The sky was overcast, but the moonlight nevertheless sifted through the thin clouds; and with a word of thanks to the lad who had brought me thus far, I vaulted the bars and struck off toward the pines.

My eyes were already accustomed to the darkness, and the relief from trying to see my way under the thickly interwoven branches of the grove made the open pasture, when I came to it, seem nearly as light as day, although, of course, to anyone coming out into it from a lighted room, it would have seemed quite otherwise. Of the old barn, which loomed up on the hill, a black, gaunt, lonesome object a mile or so away, I thought very little, as I walked along, until it seemed to me that I saw a glimmer of fire through a breach where a board had been torn off.

Now the barn was remote from the woods and from the village; but the weather had been dry, the dead grass in the old pasture was as inflammable as tinder, and what wind there was, was blowing toward the pines.
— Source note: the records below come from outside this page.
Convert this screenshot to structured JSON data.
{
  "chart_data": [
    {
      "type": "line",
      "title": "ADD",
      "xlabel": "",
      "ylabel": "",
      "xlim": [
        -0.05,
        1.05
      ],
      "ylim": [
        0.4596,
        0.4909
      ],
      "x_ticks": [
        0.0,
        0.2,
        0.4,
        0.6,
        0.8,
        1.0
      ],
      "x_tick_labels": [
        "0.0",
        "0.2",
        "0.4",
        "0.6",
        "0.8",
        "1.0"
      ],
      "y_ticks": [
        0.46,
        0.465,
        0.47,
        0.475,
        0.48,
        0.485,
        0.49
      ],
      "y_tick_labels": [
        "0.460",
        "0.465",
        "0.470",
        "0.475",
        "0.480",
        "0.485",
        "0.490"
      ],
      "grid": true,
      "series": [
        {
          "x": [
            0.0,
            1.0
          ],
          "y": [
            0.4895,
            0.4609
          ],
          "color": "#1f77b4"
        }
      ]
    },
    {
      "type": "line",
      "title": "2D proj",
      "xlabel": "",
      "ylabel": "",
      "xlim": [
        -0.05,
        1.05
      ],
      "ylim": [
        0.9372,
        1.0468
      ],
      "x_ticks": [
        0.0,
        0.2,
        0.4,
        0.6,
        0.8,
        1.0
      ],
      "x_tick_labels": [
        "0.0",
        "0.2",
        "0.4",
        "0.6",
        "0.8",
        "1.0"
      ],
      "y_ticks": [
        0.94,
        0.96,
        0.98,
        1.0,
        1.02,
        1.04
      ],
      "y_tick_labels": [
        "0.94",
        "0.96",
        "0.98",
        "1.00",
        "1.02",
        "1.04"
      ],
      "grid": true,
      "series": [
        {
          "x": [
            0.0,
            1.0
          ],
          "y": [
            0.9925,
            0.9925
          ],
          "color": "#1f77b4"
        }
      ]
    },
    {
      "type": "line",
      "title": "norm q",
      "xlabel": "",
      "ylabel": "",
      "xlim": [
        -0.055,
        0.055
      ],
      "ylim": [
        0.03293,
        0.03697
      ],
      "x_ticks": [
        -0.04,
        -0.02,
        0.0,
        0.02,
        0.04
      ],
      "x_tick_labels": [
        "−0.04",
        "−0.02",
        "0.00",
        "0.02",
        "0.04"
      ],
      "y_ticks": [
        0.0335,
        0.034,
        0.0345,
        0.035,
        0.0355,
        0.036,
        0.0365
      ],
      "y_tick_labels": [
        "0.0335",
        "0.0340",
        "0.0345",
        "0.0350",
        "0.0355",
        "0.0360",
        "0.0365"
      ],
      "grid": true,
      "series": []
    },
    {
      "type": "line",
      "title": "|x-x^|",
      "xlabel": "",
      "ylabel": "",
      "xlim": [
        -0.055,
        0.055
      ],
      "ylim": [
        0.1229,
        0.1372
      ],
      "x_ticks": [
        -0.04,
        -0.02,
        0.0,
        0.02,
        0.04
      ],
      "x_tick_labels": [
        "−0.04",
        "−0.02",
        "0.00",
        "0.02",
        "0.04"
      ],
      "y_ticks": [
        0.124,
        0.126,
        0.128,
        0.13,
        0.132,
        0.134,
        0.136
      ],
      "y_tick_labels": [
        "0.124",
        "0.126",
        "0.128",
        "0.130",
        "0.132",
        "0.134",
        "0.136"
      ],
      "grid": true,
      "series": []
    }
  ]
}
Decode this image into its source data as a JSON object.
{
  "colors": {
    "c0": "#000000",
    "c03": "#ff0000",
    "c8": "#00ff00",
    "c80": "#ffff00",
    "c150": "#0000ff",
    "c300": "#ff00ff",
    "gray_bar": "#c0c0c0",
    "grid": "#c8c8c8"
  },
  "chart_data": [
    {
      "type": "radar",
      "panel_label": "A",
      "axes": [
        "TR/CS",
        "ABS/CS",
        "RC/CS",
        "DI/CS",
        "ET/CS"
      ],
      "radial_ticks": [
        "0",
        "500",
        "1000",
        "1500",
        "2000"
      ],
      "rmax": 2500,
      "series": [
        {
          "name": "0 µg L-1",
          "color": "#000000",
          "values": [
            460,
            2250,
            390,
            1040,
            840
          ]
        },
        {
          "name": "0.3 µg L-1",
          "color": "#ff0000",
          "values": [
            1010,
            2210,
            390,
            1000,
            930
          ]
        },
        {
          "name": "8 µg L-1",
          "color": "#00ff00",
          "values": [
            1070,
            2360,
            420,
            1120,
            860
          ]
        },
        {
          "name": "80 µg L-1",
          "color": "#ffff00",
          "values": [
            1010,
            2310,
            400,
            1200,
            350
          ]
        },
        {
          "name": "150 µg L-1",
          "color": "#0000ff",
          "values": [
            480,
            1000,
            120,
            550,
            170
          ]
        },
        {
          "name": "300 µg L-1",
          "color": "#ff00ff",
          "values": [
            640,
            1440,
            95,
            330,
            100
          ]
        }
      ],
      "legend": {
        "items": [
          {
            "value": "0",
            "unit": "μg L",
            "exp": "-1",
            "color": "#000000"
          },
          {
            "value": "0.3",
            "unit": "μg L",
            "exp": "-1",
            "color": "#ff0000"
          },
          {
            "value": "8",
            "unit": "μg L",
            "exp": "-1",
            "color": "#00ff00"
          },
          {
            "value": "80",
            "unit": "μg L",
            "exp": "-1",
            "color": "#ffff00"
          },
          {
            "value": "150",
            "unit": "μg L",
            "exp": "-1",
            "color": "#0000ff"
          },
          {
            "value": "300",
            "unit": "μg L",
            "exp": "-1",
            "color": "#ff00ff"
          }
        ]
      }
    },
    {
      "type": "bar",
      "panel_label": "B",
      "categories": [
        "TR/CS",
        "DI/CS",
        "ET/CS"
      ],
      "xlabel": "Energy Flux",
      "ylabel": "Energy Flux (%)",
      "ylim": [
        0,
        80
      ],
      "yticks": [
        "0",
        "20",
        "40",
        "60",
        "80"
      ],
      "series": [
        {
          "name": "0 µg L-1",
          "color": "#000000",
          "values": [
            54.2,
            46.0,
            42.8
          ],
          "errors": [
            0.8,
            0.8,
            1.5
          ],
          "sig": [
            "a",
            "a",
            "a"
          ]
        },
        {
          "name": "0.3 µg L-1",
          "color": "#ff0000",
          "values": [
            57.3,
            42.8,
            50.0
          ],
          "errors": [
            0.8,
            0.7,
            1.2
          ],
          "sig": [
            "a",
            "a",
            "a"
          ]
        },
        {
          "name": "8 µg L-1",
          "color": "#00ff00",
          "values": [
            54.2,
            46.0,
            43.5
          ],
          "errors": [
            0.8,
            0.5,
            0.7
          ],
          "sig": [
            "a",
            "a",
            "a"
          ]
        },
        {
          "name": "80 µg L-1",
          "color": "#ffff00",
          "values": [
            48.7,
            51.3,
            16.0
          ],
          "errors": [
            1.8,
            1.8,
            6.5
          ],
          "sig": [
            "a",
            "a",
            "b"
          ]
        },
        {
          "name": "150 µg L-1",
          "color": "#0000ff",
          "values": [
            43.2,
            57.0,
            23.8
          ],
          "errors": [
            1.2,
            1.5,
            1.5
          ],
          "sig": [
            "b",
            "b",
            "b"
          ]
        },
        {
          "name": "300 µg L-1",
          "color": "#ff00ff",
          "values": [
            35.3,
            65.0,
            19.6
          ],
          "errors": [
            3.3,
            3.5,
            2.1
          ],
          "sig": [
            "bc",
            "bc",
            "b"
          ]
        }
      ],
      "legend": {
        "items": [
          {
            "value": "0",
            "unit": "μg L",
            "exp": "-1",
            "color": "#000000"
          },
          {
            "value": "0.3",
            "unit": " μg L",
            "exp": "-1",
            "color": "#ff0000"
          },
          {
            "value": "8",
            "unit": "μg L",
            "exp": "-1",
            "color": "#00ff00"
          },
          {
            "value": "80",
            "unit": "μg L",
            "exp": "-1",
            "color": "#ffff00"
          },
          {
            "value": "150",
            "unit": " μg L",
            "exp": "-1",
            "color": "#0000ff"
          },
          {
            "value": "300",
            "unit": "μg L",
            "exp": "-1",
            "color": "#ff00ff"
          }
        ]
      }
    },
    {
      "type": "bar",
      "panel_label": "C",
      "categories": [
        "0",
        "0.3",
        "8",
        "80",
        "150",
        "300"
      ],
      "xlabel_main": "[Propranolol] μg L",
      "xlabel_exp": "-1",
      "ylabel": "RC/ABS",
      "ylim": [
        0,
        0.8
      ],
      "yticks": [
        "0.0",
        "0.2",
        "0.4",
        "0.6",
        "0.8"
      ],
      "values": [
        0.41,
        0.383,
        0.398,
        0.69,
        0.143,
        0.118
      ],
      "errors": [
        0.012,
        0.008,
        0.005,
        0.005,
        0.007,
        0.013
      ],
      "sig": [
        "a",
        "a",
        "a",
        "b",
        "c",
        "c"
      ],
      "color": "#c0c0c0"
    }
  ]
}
Since it was plain that I ought to investigate that flash of fire, I left the path and began to climb the hill.

Stopping suddenly, I listened with all my ears. I thought I had heard voices; it behooved me to be cautious. Prudently, now, I advanced, and as silently as possible. Now I knew that I heard voices. The knowledge that there were men in the old barn relieved me of any sense of duty in the matter of a possible fire, but at the same time it kindled my imagination. Who were they, and why had they come, and what were they doing? Instead of walking boldly up to the barn door, I began to climb the wall that served as the foundation.

The wall was six or eight feet high, but built of large stones, which afforded me easy hold for foot and hand, and from the top I was confident that I could peek in at a window just above. Very cautiously I climbed from rock to rock, until I was on my knees on the topmost tier. Now, twisting about and keeping flat to the barn with both arms extended so as not to overbalance and fall, I raised myself little by little, only to find, to my keen disappointment, that the window was still ten inches above my eyes.

That I should give up then, never occurred to me. I placed both hands on the sill and silently lifted myself until my chin was well above it.